MOTORISTS across Europe are set to pay an additional £15bn a year for petrol and diesel as a result of EU biofuel targets that will not reduce climate change emissions, according to new research published today.
The research, carried out on behalf of Friends of the Earth Europe and ActionAid, shows that the planned increase in the use of biofuels could cost EU consumers an extra £78 to £104bn between now and 2020. This is despite evidence that increased use of biofuels will actually make climate change worse and increase global hunger.
Stan Blackley, Chief Executive, Friends of the Earth Scotland, said: “We already know that demand for biofuels is leading to deforestation and increased greenhouse gas emissions through land use changes, while also pushing up global food prices and driving millions of poor people off their land.
“This report now shows that the costs for consumers are substantial, amounting to £15bn a year across Europe.
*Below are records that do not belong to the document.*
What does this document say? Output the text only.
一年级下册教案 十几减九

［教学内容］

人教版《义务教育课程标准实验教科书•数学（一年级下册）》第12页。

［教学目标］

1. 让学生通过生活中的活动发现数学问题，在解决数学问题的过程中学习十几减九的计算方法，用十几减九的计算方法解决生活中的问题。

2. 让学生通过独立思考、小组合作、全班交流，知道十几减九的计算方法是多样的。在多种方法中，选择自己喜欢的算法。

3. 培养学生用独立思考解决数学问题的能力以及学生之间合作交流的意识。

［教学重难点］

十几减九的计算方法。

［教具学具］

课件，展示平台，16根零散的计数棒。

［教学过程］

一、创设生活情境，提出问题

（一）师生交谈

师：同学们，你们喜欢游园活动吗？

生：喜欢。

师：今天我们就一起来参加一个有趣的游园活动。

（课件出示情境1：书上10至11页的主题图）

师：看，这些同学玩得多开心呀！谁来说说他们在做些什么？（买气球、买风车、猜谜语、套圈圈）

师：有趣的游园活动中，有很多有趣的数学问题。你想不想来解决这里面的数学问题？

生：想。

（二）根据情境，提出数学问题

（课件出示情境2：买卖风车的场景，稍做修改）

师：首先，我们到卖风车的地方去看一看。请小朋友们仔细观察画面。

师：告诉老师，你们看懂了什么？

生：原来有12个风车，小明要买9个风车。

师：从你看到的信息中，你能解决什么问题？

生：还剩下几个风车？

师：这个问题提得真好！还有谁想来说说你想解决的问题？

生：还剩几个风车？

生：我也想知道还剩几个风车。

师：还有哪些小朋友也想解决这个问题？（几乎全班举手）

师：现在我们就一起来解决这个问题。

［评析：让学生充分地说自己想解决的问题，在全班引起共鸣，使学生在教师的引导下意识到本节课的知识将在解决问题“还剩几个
Instead of using increasing amounts of biofuels to fuel our vehicles, we should be aiming to decarbonise the transport sector and investing instead in travel reduction, public transport and active travel measures to reduce the need for people to travel in the first place and shift those travelling to more environment-friendly, healthy and sustainable types of transport.”
Biofuels have been promoted as a green alternative to climate-damaging fossil fuels, but studies for the European Commission confirm that that the EU’s projected use of biofuels could actually increase greenhouse gas emissions, particularly where countries rely on biodiesel from imported and mass-produced palm oil, soy and rapeseed grown on land reclaimed from the wild or grabbed from local communities.
At least 37 million hectares of land has already been degraded or grabbed globally to mass produce biofuels. EU targets currently require 10% of transport energy to come from so-called renewable sources by 2020, with almost all of it coming from biofuels, which are incresingly produced in an unsustainable fashion.
The increased greenhouse gas emissions due to the use of biofuels have been estimated to create an additional 65 million tonnes of CO2 every year in the EU the equivalent to putting 29 million more cars on the roads.
The UK Government’s Renewable Transport Fuel Obligation means that all fuel sold at petrol stations in Scotland and across the UK contains a minimum percentage of biofuels. Biofuel use in the EU currently stands at 4.7% and national plans will expand this to 8.8% of transport energy by 2020.